Wednesday, April 7, 2010

The Easter Goose is in the House

It has been windy for several days and I am anxious to be back in my canoe. I start my portage to the big lake, think better of the wind, decide to head to the south lagoon, and decide to put in on the big lake after all. A good wind is blowing from the SSE, and while there are waves, I don't feel much of the wind once I'm on the water, but I can hear it singing in the trees. Once I leave the shallow cove where I put in, the waves grow to be one to two feet high. I stay within 100 yards of shore and while the wave echo from the fortified beach walls makes the paddling more difficult, the risk of a swim from here, in cold water, is more palatable. The bay is relatively calm and I head first to the big lodge to check on the goose nest. They have finally settled on a good protected spot high on the south side of the beaver lodge and the female is working some down into the structure as I approach. This spot will take in the warmth of the sun while the brush overhead and on either side will provide some shelter. The missing male comes honking from behind my shoulder as two geese fly into the area. He tags one on the butt in mid-flight and resumes his watch on me. OH! the female has just got up - she has eggs already - and she moves them around a bit and sits back down.
I head over to the railroad islands to check for nests, but find none and instead tow a drifting buoy out of the marsh and over to my preferred illegal dump site where it will be easily and properly disposed of.
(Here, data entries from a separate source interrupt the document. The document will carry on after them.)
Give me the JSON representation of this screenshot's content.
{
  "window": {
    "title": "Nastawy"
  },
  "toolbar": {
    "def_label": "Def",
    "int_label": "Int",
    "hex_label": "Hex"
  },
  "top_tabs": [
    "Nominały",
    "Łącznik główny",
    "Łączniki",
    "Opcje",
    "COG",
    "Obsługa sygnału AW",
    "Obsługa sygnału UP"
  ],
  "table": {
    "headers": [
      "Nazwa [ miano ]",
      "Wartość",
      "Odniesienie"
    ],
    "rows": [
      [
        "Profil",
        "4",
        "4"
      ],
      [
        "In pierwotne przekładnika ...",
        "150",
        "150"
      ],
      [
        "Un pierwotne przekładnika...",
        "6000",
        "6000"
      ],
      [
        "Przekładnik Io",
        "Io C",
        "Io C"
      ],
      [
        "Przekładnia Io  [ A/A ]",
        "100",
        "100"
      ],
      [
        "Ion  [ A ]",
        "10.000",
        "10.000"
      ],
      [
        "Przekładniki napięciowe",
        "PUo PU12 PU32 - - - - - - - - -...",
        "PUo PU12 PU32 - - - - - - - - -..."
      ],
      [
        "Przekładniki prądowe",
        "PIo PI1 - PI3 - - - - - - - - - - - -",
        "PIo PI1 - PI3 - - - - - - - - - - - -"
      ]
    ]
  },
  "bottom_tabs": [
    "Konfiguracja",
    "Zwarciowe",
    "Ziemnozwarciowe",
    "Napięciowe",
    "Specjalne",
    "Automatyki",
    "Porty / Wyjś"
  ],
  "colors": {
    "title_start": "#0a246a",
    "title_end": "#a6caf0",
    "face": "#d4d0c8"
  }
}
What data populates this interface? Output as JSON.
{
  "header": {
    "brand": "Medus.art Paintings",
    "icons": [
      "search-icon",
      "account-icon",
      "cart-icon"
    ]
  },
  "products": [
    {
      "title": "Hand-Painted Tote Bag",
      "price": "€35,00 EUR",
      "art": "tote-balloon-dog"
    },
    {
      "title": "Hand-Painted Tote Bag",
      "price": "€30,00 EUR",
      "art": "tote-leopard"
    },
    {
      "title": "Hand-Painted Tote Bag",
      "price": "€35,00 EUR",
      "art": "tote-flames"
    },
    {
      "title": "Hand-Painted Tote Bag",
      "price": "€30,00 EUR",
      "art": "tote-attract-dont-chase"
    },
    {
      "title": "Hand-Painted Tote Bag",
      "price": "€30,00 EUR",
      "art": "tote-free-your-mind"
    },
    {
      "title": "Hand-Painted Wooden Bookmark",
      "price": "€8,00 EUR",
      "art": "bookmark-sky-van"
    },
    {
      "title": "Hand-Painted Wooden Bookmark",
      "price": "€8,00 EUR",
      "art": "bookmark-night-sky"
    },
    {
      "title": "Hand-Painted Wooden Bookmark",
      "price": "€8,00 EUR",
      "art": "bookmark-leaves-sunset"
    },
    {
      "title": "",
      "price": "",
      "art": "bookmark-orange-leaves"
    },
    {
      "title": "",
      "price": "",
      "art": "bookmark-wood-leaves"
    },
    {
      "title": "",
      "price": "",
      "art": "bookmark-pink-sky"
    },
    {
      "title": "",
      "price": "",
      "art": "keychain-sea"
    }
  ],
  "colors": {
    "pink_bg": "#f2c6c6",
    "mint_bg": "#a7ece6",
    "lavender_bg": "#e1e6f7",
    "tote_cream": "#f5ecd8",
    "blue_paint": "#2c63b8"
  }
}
The west beaver lodge nest looks fine, although I can't see eggs and while I am there, a large otter swims by. It's quite likely the same that I have been seeing over the past couple weeks.

Saturday, April 3, 2010

The Spring Blusters

I paddle off from the west end of the 'crossing over place'. Paddling the same waters as often as I do, I notice that new meanings become attached to familiar places, meanings that are often only temporary. Today, the 'crossing under place', the unfortunate 1916 creation that drained ten feet of lake takes on a new meaning with its angled concrete walls and what is the most handsome of our local drawbridges. A strong wind propels me through the cut, as it is commonly called, and I feel that I am paddling through a doorway, crawling through an opening in the hedge, or tumbling down a rabbit hole. And I leave the stagnate Portage Bay, its life choked by houseboats, marinas and fortified lake shore... and I enter the gardenwith all its birds and cattail islands
and beaver and the stunted tangled forests they create
and otters and eagles
and the places that have names that only I know.